A trio of Boulder startup scene veterans is reviving the local Techstars accelerator program, which was discontinued this year after a decision by the organization’s previous leaders to move Techstars’ headquarters from Boulder to New York.

The new program will be overseen by Techstars co-founder David Cohen, who resumed his longtime role as CEO of the Boulder-born startup accelerator in May; Natty Zola, former Techstars managing director who left the organization in 2020 to form the investment firm Matchstick Ventures; and Nicole Glaros, a former Techstars leader, investor, entrepreneur and member of the Federal Reserve Bank of Kansas City’s Denver Branch board of directors.

Glaros, Cohen and Zola announced the revival of Techstars in Boulder in a series of blog posts on Tuesday and said they will be hiring a managing partner to lead the day-to-day operations of the organization.

The Boulder program will differ from existing Techstars accelerators in that it “will be locally owned, governed, and operated while still having access to the global Techstars resources,” Glaros wrote. “While Techstars will be an anchor investor, and David will sit on the board alongside me and Natty, the vast majority of the capital will be from the local ecosystem, governed by a local board of directors that Techstars influences but doesn’t control, with a staff that reports to this local entity.

This allows the economic incentives to be fully aligned, to keep the returns and control here in Colorado, for Techstars to support the success of the local activity, and for the local program to take advantage of all that Techstars has built over the years.”

Boulder will be “the first community with this arrangement,” she wrote, and the new program will be “called Techstars Colorado, a startup community partnership.”

In a Tuesday phone interview with BizWest, Glaros said that the structure of the new program is “very experimental — we are the first ones to do this and we’re really trying to get the model right.”

Participating companies are likely to be in their pre-seed, seed or Series A eras of the startup-development lifecycle.

“For the long-term viability of the program, we need to be investing in the best companies. I think it’s natural to believe that local companies will have a leg up because we have relationships with a lot of them already,” Glaros said.

“But we’re not exclusively looking in Colorado — our job is to bring in the best companies from anywhere. If we found a great company from the Bay Area or Boston or Austin, we would absolutely bring those companies to Colorado.
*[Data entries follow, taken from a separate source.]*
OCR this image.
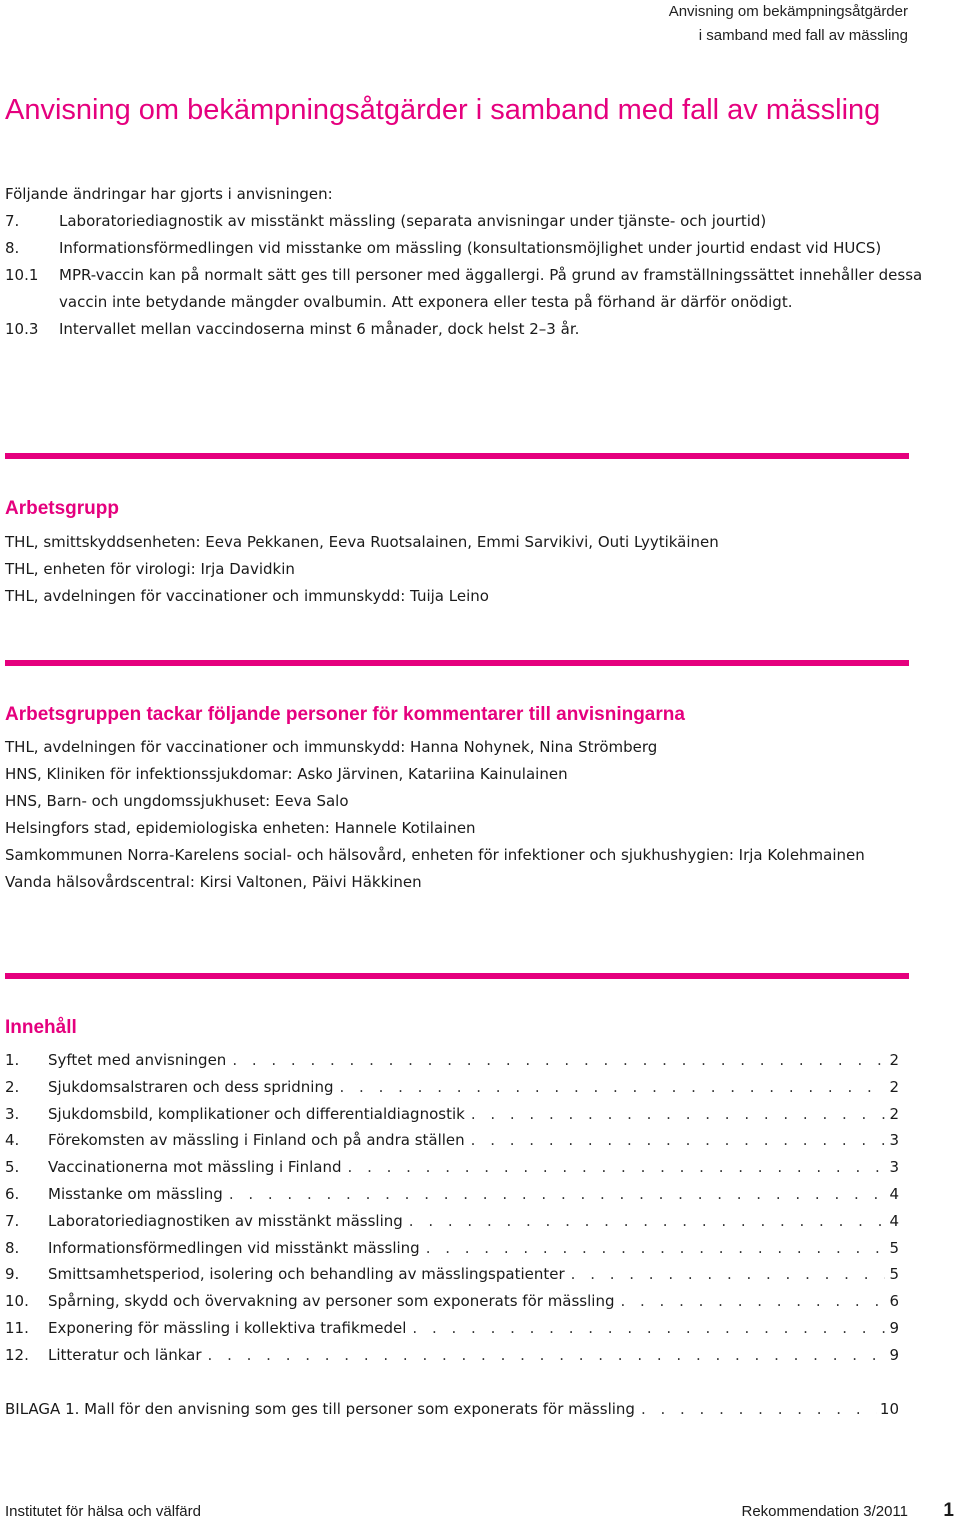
Anvisning om bekämpningsåtgärder
i samband med fall av mässling
Anvisning om bekämpningsåtgärder i samband med fall av mässling
Följande ändringar har gjorts i anvisningen:
7.	Laboratoriediagnostik av misstänkt mässling (separata anvisningar under tjänste- och jourtid)
8.	Informationsförmedlingen vid misstanke om mässling (konsultationsmöjlighet under jourtid endast vid HUCS)
10.1	MPR-vaccin kan på normalt sätt ges till personer med äggallergi. På grund av framställningssättet innehåller dessa vaccin inte betydande mängder ovalbumin. Att exponera eller testa på förhand är därför onödigt.
10.3	Intervallet mellan vaccindoserna minst 6 månader, dock helst 2–3 år.
Arbetsgrupp
THL, smittskyddsenheten: Eeva Pekkanen, Eeva Ruotsalainen, Emmi Sarvikivi, Outi Lyytikäinen
THL, enheten för virologi: Irja Davidkin
THL, avdelningen för vaccinationer och immunskydd: Tuija Leino
Arbetsgruppen tackar följande personer för kommentarer till anvisningarna
THL, avdelningen för vaccinationer och immunskydd: Hanna Nohynek, Nina Strömberg
HNS, Kliniken för infektionssjukdomar: Asko Järvinen, Katariina Kainulainen
HNS, Barn- och ungdomssjukhuset: Eeva Salo
Helsingfors stad, epidemiologiska enheten: Hannele Kotilainen
Samkommunen Norra-Karelens social- och hälsovård, enheten för infektioner och sjukhushygien: Irja Kolehmainen
Vanda hälsovårdscentral: Kirsi Valtonen, Päivi Häkkinen
Innehåll
1.	Syftet med anvisningen . . .	2
2.	Sjukdomsalstraren och dess spridning . . .	2
3.	Sjukdomsbild, komplikationer och differentialdiagnostik . . .	2
4.	Förekomsten av mässling i Finland och på andra ställen . . .	3
5.	Vaccinationerna mot mässling i Finland . . .	3
6.	Misstanke om mässling . . .	4
7.	Laboratoriediagnostiken av misstänkt mässling . . .	4
8.	Informationsförmedlingen vid misstänkt mässling . . .	5
9.	Smittsamhetsperiod, isolering och behandling av mässlingspatienter . . .	5
10.	Spårning, skydd och övervakning av personer som exponerats för mässling . . .	6
11.	Exponering för mässling i kollektiva trafikmedel . . .	9
12.	Litteratur och länkar . . .	9
BILAGA 1. Mall för den anvisning som ges till personer som exponerats för mässling . . .	10
Institutet för hälsa och välfärd	Rekommendation 3/2011 1
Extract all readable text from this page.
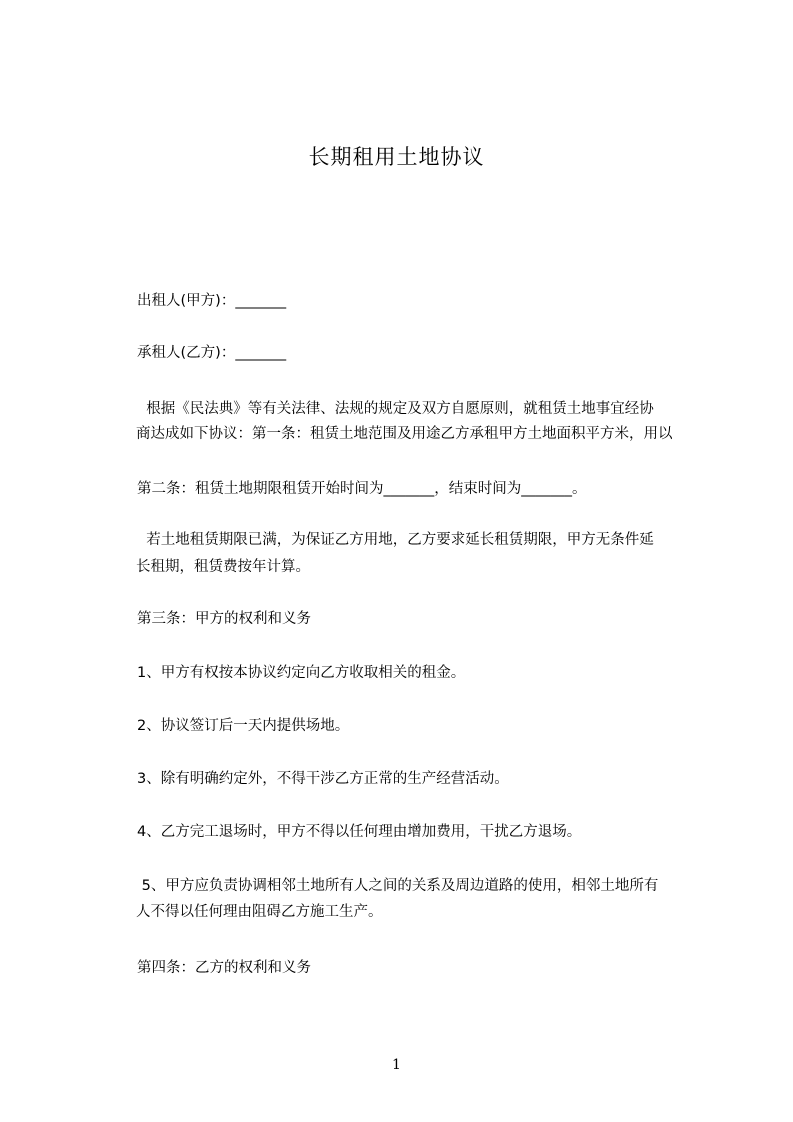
长期租用土地协议
出租人(甲方)：_______
承租人(乙方)：_______
根据《民法典》等有关法律、法规的规定及双方自愿原则，就租赁土地事宜经协
商达成如下协议：第一条：租赁土地范围及用途乙方承租甲方土地面积平方米，用以
第二条：租赁土地期限租赁开始时间为_______，结束时间为_______。
若土地租赁期限已满，为保证乙方用地，乙方要求延长租赁期限，甲方无条件延
长租期，租赁费按年计算。
第三条：甲方的权利和义务
1、甲方有权按本协议约定向乙方收取相关的租金。
2、协议签订后一天内提供场地。
3、除有明确约定外，不得干涉乙方正常的生产经营活动。
4、乙方完工退场时，甲方不得以任何理由增加费用，干扰乙方退场。
5、甲方应负责协调相邻土地所有人之间的关系及周边道路的使用，相邻土地所有
人不得以任何理由阻碍乙方施工生产。
第四条：乙方的权利和义务
1
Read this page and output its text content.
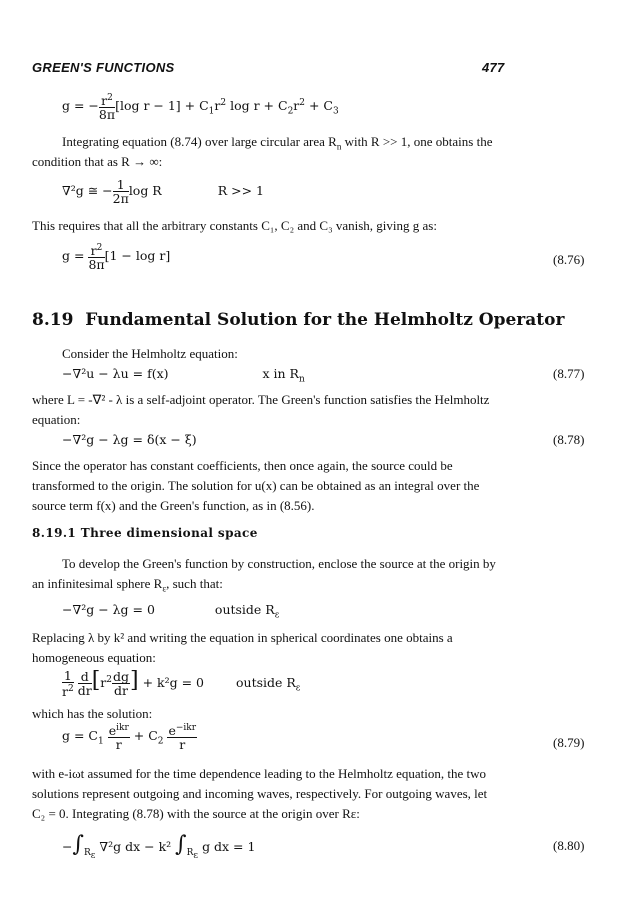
GREEN'S FUNCTIONS	477
g = − $\frac{r^2}{8\pi} [\log$ $r - 1] + C_1r^2$ $\log r + C_2r^2 + C_3$
Integrating equation (8.74) over large circular area $R_n$ with R >> 1, one obtains the
condition that as R → ∞:
∇²g ≅ − $\frac{1}{2\pi}$ log R	R >> 1
This requires that all the arbitrary constants C₁, C₂ and C₃ vanish, giving g as:
$g = \frac{r^2}{8\pi} [1 - \log r]$	(8.76)
8.19 Fundamental Solution for the Helmholtz Operator
Consider the Helmholtz equation:
−∇²u − λu = f(x)	x in $R_n$	(8.77)
where L = -∇² - λ is a self-adjoint operator. The Green's function satisfies the Helmholtz
equation:
−∇²g − λg = δ(x − ξ)	(8.78)
Since the operator has constant coefficients, then once again, the source could be
transformed to the origin. The solution for u(x) can be obtained as an integral over the
source term f(x) and the Green's function, as in (8.56).
8.19.1 Three dimensional space
To develop the Green's function by construction, enclose the source at the origin by
an infinitesimal sphere $R_\varepsilon$, such that:
−∇²g − λg = 0	outside $R_\varepsilon$
Replacing λ by k² and writing the equation in spherical coordinates one obtains a
homogeneous equation:
$\frac{1}{r^2}$
$\frac{d}{dr} [r^2 \frac{dg}{dr}$ ] + k²g = 0	outside $R_\varepsilon$
which has the solution:
$g = C_1 \frac{e^{ikr}}{r} + C_2 \frac{e^{-ikr}}{r}$	(8.79)
with e-iωt assumed for the time dependence leading to the Helmholtz equation, the two
solutions represent outgoing and incoming waves, respectively. For outgoing waves, let
C₂ = 0. Integrating (8.78) with the source at the origin over Rε:
$-\int_{R_\varepsilon}$ ∇²g dx − k² $\int_{R_\varepsilon}$ g dx = 1	(8.80)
Their growth here helps the Colorado ecosystem.”

Boulder Chamber CEO John Tayer told BizWest in a text Tuesday that it is “a positive statement about the character of Boulder’s entrepreneurial ecosystem to see the Techstars team finding a home for this rejuvenated accelerator here in the home of their iconic international startup support organization.”

The Boulder program is expected to launch next year.

“I’ve been working on securing a building (in Boulder) that will house not only Techstars Colorado, but other venture capital funds, startups of varying stages, and mentors to foster that ecosystem,” Glaros wrote Tuesday on LinkedIn.

Glaros told BizWest Techstars Colorado’s leaders “have the building identified and we have a partner identified, what we need to do is figure out what build-out costs are and if that’s going to be feasible from an economic perspective.”

While she didn’t reveal the site of the potential Techstars Colorado headquarters, Glaros said the property she’s eyeing is “centrally located” in Boulder. She added: “We have options in case that doesn’t work.”

Beyond the accelerator program, “we will probably be doing a lot of events that support the local community for entrepreneurship, regardless of stage,” Glaros said.

Techstars was founded in Boulder in 2006 by Cohen, Brad Feld, David Brown and Jared Polis (now Colorado’s governor). But after 17 years headquartered in the shadow of the Flatirons, previous Techstars CEO Maëlle Gavet shocked the local startup community in February when she announced that the organization would relocate to the Big Apple, Gavet’s homebase.

“We remain proud of our Colorado roots; however, New York is the second largest — and growing — startup ecosystem globally, and we want our headquarters to be in one of the epicenters of the startup world with more funding, connectedness, talent, knowledge and market reach,” Gavet said in an early 2024 blog post.

Techstars then-leaders also decided this winter that the spring cohort would be the Boulder accelerator program’s last.

“Techstars was born here in Boulder, and it was sad and disappointing to me and many others when we announced that Techstars wouldn’t be running any more accelerators here,” Cohen wrote Tuesday on the Techstars blog. “… It sucked, and I own that.”

Gavet stepped down as Techstars’ CEO in the spring to focus on her health, paving the way for Cohen, who lives in Boulder, to re-enter the picture.

While Cohen said at the time that the Techstars headquarters would remain in New York, speculation began brewing that the Boulderite would revive the organization’s local presence.

“We brainstormed several times over tacos and margaritas about the importance of continuing to improve the startup community in Boulder and throughout Colorado,” Cohen’s Tuesday blog post said, “and ultimately it became clear that we needed to not only find a way to restart the Techstars accelerator here but also to infuse it with a new energy and approach.”